As we strive to develop new tools to show culture, we recall that ethnography’s track record of analytical innovation can be discouraging. Quantifying culture has been done with malicious intentions — to prove one group superior to another, to justify oppression, and to excuse inequity. Even more troubling: well-meaning analysts have provoked unintended harm. Narrative meant to illustrate how community beliefs and practices are shaped by structural inequity have been used to “prove” that culture condemns groups to inter-generational misery[DD6] . Many ethnographers worry that quantifying culture opens the door to harmful misinterpretation. We worry if visualizing culture for health scientists and policymakers could open the door wider. We are proceeding with our work to show culture with caution.
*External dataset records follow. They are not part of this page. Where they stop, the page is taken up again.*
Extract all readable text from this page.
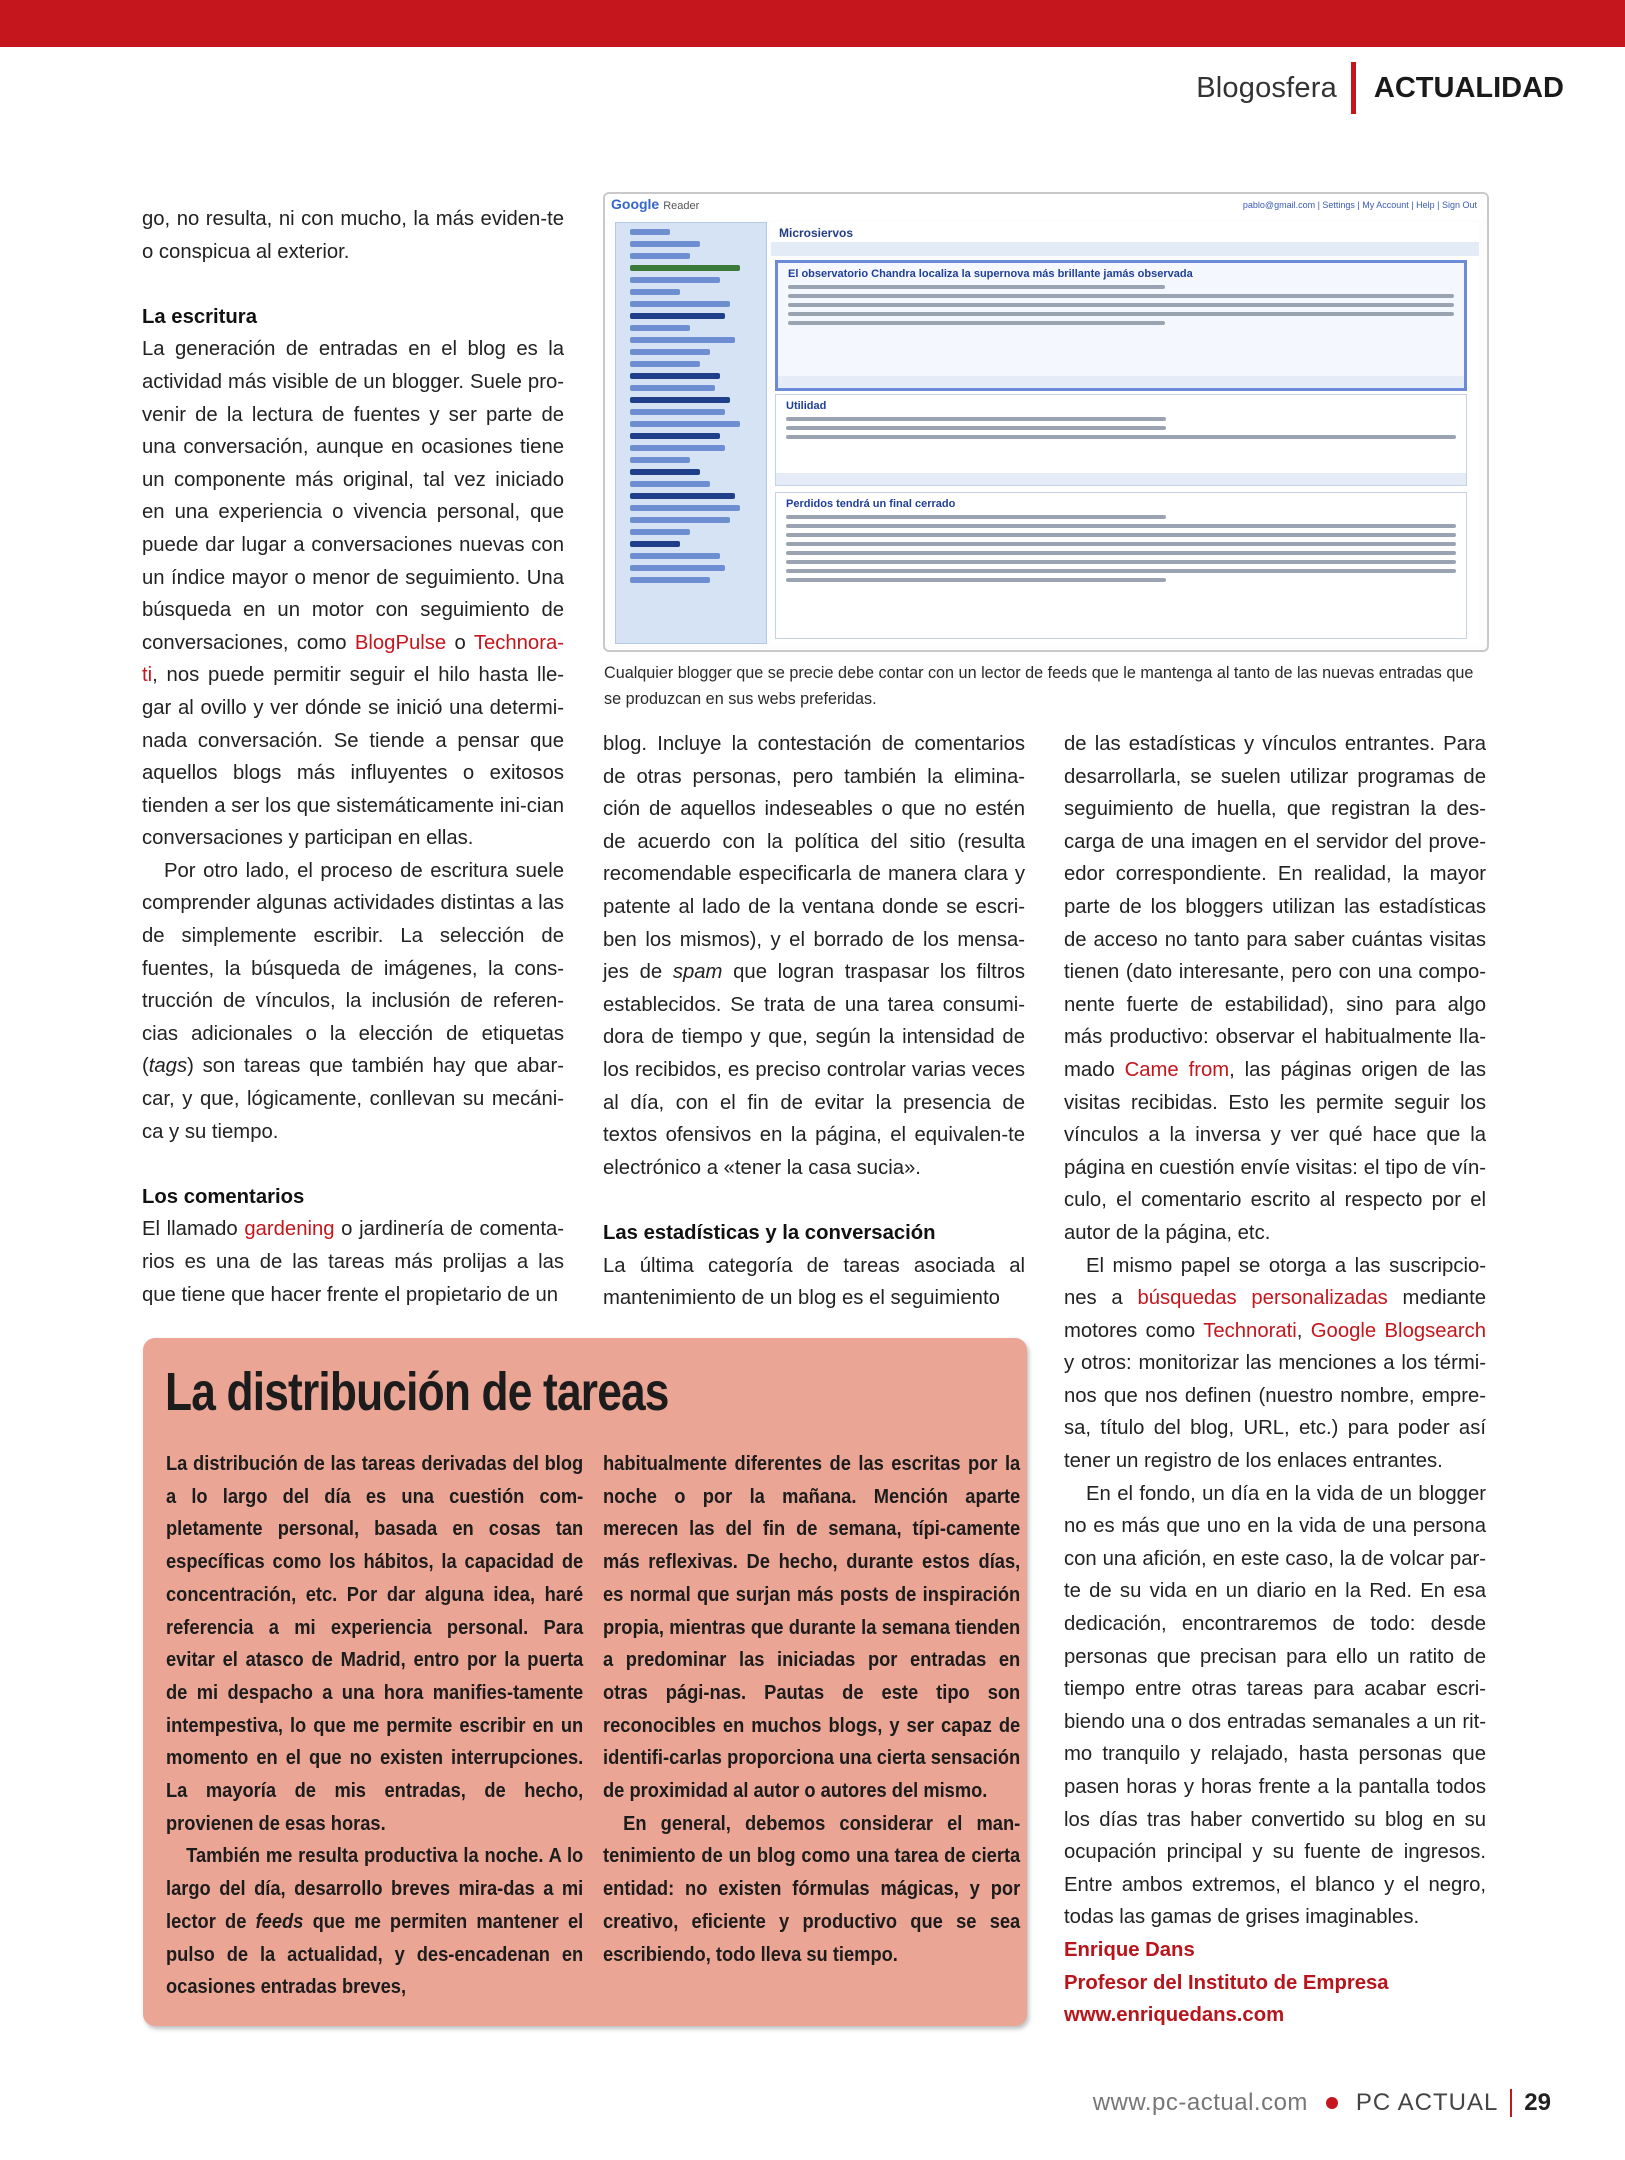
Blogosfera ACTUALIDAD

go, no resulta, ni con mucho, la más eviden-te o conspicua al exterior.

La escritura

La generación de entradas en el blog es la actividad más visible de un blogger. Suele pro-venir de la lectura de fuentes y ser parte de una conversación, aunque en ocasiones tiene un componente más original, tal vez iniciado en una experiencia o vivencia personal, que puede dar lugar a conversaciones nuevas con un índice mayor o menor de seguimiento. Una búsqueda en un motor con seguimiento de conversaciones, como BlogPulse o Technora-ti, nos puede permitir seguir el hilo hasta lle-gar al ovillo y ver dónde se inició una determi-nada conversación. Se tiende a pensar que aquellos blogs más influyentes o exitosos tienden a ser los que sistemáticamente ini-cian conversaciones y participan en ellas.

Por otro lado, el proceso de escritura suele comprender algunas actividades distintas a las de simplemente escribir. La selección de fuentes, la búsqueda de imágenes, la cons-trucción de vínculos, la inclusión de referen-cias adicionales o la elección de etiquetas (tags) son tareas que también hay que abar-car, y que, lógicamente, conllevan su mecáni-ca y su tiempo.

Los comentarios

El llamado gardening o jardinería de comenta-rios es una de las tareas más prolijas a las que tiene que hacer frente el propietario de un

Google Reader	pablo@gmail.com | Settings | My Account | Help | Sign Out
Microsiervos
El observatorio Chandra localiza la supernova más brillante jamás observada
Utilidad
Perdidos tendrá un final cerrado
Cualquier blogger que se precie debe contar con un lector de feeds que le mantenga al tanto de las nuevas entradas que se produzcan en sus webs preferidas.

blog. Incluye la contestación de comentarios de otras personas, pero también la elimina-ción de aquellos indeseables o que no estén de acuerdo con la política del sitio (resulta recomendable especificarla de manera clara y patente al lado de la ventana donde se escri-ben los mismos), y el borrado de los mensa-jes de spam que logran traspasar los filtros establecidos. Se trata de una tarea consumi-dora de tiempo y que, según la intensidad de los recibidos, es preciso controlar varias veces al día, con el fin de evitar la presencia de textos ofensivos en la página, el equivalen-te electrónico a «tener la casa sucia».

Las estadísticas y la conversación

La última categoría de tareas asociada al mantenimiento de un blog es el seguimiento

de las estadísticas y vínculos entrantes. Para desarrollarla, se suelen utilizar programas de seguimiento de huella, que registran la des-carga de una imagen en el servidor del prove-edor correspondiente. En realidad, la mayor parte de los bloggers utilizan las estadísticas de acceso no tanto para saber cuántas visitas tienen (dato interesante, pero con una compo-nente fuerte de estabilidad), sino para algo más productivo: observar el habitualmente lla-mado Came from, las páginas origen de las visitas recibidas. Esto les permite seguir los vínculos a la inversa y ver qué hace que la página en cuestión envíe visitas: el tipo de vín-culo, el comentario escrito al respecto por el autor de la página, etc.

El mismo papel se otorga a las suscripcio-nes a búsquedas personalizadas mediante motores como Technorati, Google Blogsearch y otros: monitorizar las menciones a los térmi-nos que nos definen (nuestro nombre, empre-sa, título del blog, URL, etc.) para poder así tener un registro de los enlaces entrantes.

En el fondo, un día en la vida de un blogger no es más que uno en la vida de una persona con una afición, en este caso, la de volcar par-te de su vida en un diario en la Red. En esa dedicación, encontraremos de todo: desde personas que precisan para ello un ratito de tiempo entre otras tareas para acabar escri-biendo una o dos entradas semanales a un rit-mo tranquilo y relajado, hasta personas que pasen horas y horas frente a la pantalla todos los días tras haber convertido su blog en su ocupación principal y su fuente de ingresos. Entre ambos extremos, el blanco y el negro, todas las gamas de grises imaginables.

Enrique Dans

Profesor del Instituto de Empresa

www.enriquedans.com

La distribución de tareas

La distribución de las tareas derivadas del blog a lo largo del día es una cuestión com-pletamente personal, basada en cosas tan específicas como los hábitos, la capacidad de concentración, etc. Por dar alguna idea, haré referencia a mi experiencia personal. Para evitar el atasco de Madrid, entro por la puerta de mi despacho a una hora manifies-tamente intempestiva, lo que me permite escribir en un momento en el que no existen interrupciones. La mayoría de mis entradas, de hecho, provienen de esas horas.

También me resulta productiva la noche. A lo largo del día, desarrollo breves mira-das a mi lector de feeds que me permiten mantener el pulso de la actualidad, y des-encadenan en ocasiones entradas breves,

habitualmente diferentes de las escritas por la noche o por la mañana. Mención aparte merecen las del fin de semana, típi-camente más reflexivas. De hecho, durante estos días, es normal que surjan más posts de inspiración propia, mientras que durante la semana tienden a predominar las iniciadas por entradas en otras pági-nas. Pautas de este tipo son reconocibles en muchos blogs, y ser capaz de identifi-carlas proporciona una cierta sensación de proximidad al autor o autores del mismo.

En general, debemos considerar el man-tenimiento de un blog como una tarea de cierta entidad: no existen fórmulas mágicas, y por creativo, eficiente y productivo que se sea escribiendo, todo lleva su tiempo.

www.pc-actual.com PC ACTUAL 29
At present, our work focuses on showing how ethnographers analyze qualitative fieldnotes and interviews. 

For more than a century, ethnographers have analyzed their data by sorting and summarizing it. After completing fieldwork or interviews, analysts read and re-read all the data as they develop a set of codes that will be helpful in sorting it out. They then manually review the data, line by line, to apply each relevant code to each relevant chunk of data.

For anyone who does not personally participate in the activity, the coding process is a black box. Frankly, many qualitative analysts feel the process is a black box. Fieldnotes and transcripts go in; codes, themes, and illustrative quotes come out. The process is interpretative and mysterious. Many scientists don’t hesitate to call it suspect. Over the years many efforts have been made to explain and routinize qualitative analysis. Scholars in nursing and other health fields have embraced the step-by-step explanations of grounded theory analysis. In the medical sciences, COREQ  and SRQR checklists have attempted to routinize qualitative research, including procedures to ensure rigorous coding.

When we made the ethnoarray, we used standard approaches to code data, identify themes, and select quotes. This analysis guided how we decided the color — the disposition — for each array cell. The ethnoarray made the results of our analysis more accessible, but our analytical process remained opaque. Currently, we are working to make that process less opaque, more rigorous, and more reproducible. I feel ethnographic research should be held to a reasonable standard of rigor and reproducibility. I do not feel standardizing analysis is the right path to that goal.

To achieve rigor, ethnographers need not and should not use pre-set procedures. Culture’s fluidity, dynamism, and multi-vocality requires bespoke and flexible interpretative analysis. Rigorous coding occurs when analysts immerse themselves in data and lay out a codebook that reflects their interpretations. No grounded theory procedure nor COREQ/SRQR checklist can adequately capture the intellectual rigor of that creative process.

Greater reproducibility in qualitative research requires greater transparency. Qualitative researchers too often claim their research started with expectation-free exploration. Scientists greet such claims with skepticism. Ethnographers can do a better job describing the research puzzle that inspired their investigation. They can better link that puzzle to fieldsites and respondents. They can be more explicit about what they expected to find. Coding schemes always emerge from the kernel of the study question. Transparent research designs advance reproducibility.

Finally, our team is also working to more transparently show how codes are applied to qualitative data. Starting from a well-documented codebook, we have found that machine learning algorithms do an excellent job applying codes to data. These algorithms do exceptionally well when supplemented with selective manual (human) review. The algorithms are technically complex; many ethnographers may find they make analysis less transparent rather than more so. But machine learning is ubiquitous in data science and we feel it is worth exploring. Its use can enhance the transparency of qualitative analysis for scientific audiences.

Our work developing machine learning for qualitative data analysis is in late infancy. There remains much to do to rise to Ms. Wescott’s challenge to show, not tell, how culture shapes our lives.